University of Pennsylvania, Department of Physics and Astronomy, Philadelphia, Pennsylvania, United States.
University of California Irvine, Beckman Laser Institute and Medical Clinic, Irvine, California, United States.
J Biomed Opt. 2021 Feb;26(2). doi: 10.1117/1.JBO.26.2.026004.
Current imaging paradigms for differential diagnosis of suspicious breast lesions suffer from high false positive rates that force patients to undergo unnecessary biopsies. Diffuse optical spectroscopic imaging (DOSI) noninvasively probes functional hemodynamic and compositional parameters in deep tissue and has been shown to be sensitive to contrast between normal and malignant tissues.
DOSI methods are under investigation as an adjunct to mammography and ultrasound that could reduce false positive rates and unnecessary biopsies, particularly in radiographically dense breasts.
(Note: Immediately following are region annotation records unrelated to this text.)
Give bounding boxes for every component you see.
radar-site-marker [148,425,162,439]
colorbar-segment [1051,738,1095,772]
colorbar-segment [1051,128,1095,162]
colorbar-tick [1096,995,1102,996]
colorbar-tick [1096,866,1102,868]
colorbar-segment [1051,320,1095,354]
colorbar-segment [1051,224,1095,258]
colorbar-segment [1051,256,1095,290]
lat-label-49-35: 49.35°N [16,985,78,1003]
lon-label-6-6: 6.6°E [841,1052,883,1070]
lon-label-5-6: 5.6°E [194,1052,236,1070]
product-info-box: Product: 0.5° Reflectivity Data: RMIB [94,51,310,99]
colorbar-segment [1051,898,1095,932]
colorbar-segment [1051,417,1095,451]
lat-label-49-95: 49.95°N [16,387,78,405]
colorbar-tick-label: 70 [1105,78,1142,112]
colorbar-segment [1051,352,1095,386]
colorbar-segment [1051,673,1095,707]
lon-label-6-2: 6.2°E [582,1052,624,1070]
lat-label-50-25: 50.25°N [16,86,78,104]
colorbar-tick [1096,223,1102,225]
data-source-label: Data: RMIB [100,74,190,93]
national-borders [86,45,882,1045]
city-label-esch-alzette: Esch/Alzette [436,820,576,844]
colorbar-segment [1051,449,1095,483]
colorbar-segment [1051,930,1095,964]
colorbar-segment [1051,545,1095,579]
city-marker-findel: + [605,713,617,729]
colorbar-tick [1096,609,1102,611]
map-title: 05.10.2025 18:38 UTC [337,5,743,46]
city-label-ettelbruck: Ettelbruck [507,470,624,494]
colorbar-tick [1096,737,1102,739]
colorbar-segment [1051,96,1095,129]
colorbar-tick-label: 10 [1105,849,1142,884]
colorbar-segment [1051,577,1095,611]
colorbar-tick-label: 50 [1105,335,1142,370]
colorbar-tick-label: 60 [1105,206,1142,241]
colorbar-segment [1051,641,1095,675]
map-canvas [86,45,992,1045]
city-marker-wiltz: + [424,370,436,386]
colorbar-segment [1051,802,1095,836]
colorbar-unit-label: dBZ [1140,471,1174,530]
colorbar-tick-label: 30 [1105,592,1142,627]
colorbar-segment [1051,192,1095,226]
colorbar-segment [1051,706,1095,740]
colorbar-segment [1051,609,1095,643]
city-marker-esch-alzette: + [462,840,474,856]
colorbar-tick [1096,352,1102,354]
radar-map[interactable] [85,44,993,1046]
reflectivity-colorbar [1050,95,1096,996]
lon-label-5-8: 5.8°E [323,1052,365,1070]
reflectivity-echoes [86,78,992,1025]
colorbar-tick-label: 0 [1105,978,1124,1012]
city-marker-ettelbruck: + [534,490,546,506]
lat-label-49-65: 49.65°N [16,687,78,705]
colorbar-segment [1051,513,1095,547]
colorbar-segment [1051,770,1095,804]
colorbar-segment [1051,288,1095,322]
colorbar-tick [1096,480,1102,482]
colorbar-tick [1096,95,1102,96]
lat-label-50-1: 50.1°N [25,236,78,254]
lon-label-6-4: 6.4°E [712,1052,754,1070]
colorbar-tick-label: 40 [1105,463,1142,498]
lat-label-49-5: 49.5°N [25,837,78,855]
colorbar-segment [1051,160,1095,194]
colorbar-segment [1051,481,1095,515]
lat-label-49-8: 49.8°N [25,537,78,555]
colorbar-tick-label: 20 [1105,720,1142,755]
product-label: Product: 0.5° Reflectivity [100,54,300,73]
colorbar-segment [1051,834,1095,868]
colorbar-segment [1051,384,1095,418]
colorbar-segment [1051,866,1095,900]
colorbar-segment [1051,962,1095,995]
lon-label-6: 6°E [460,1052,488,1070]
We performed a retrospective analysis of 212 subjects with suspicious breast lesions who underwent DOSI imaging. Physiological tissue parameters were z-score normalized to the patient's contralateral breast tissue and input to univariate logistic regression models to discriminate between malignant tumors and the surrounding normal tissue. The models were then used to differentiate malignant lesions from benign lesions.
Models incorporating several individual hemodynamic parameters were able to accurately distinguish malignant tumors from both the surrounding background tissue and benign lesions with area under the curve (AUC) ≥0.85. Z-score normalization improved the discriminatory ability and calibration of these predictive models relative to unnormalized or ratio-normalized data.
Findings from a large subject population study show how DOSI data normalization that accounts for normal tissue heterogeneity and quantitative statistical regression approaches can be combined to improve the ability of DOSI to diagnose malignant lesions. This improved diagnostic accuracy, combined with the modality's inherent logistical advantages of portability, low cost, and nonionizing radiation, could position DOSI as an effective adjunct modality that could be used to reduce the number of unnecessary invasive biopsies.
目前用于可疑乳腺病变鉴别诊断的成像方法存在较高的假阳性率,导致患者需要接受不必要的活检。漫射光学光谱成像(DOSI)可无创探测深部组织的功能血流和成分参数,并且已被证明对正常组织和恶性组织之间的对比度敏感。
DOSI 方法正在作为乳腺 X 线摄影和超声的辅助手段进行研究,这可能会降低假阳性率和不必要的活检率,特别是在 X 线照相致密的乳房中。
我们对 212 例可疑乳腺病变患者进行了 DOSI 成像的回顾性分析。生理组织参数经 z 分数归一化为患者对侧乳房组织,并输入单变量逻辑回归模型,以区分恶性肿瘤与周围正常组织。然后,这些模型用于区分恶性病变与良性病变。
纳入多个血流动力学参数的模型能够准确区分恶性肿瘤与周围背景组织和良性病变,曲线下面积(AUC)≥0.85。z 分数归一化提高了这些预测模型的判别能力和校准能力,优于未归一化或比率归一化的数据。
来自大样本人群研究的结果表明,如何结合 DOSI 数据归一化来解释正常组织的异质性和定量统计回归方法,可以提高 DOSI 诊断恶性病变的能力。这种提高的诊断准确性,结合该方法固有的便携性、低成本和非电离辐射等逻辑优势,可使 DOSI 成为一种有效的辅助手段,用于减少不必要的有创活检数量。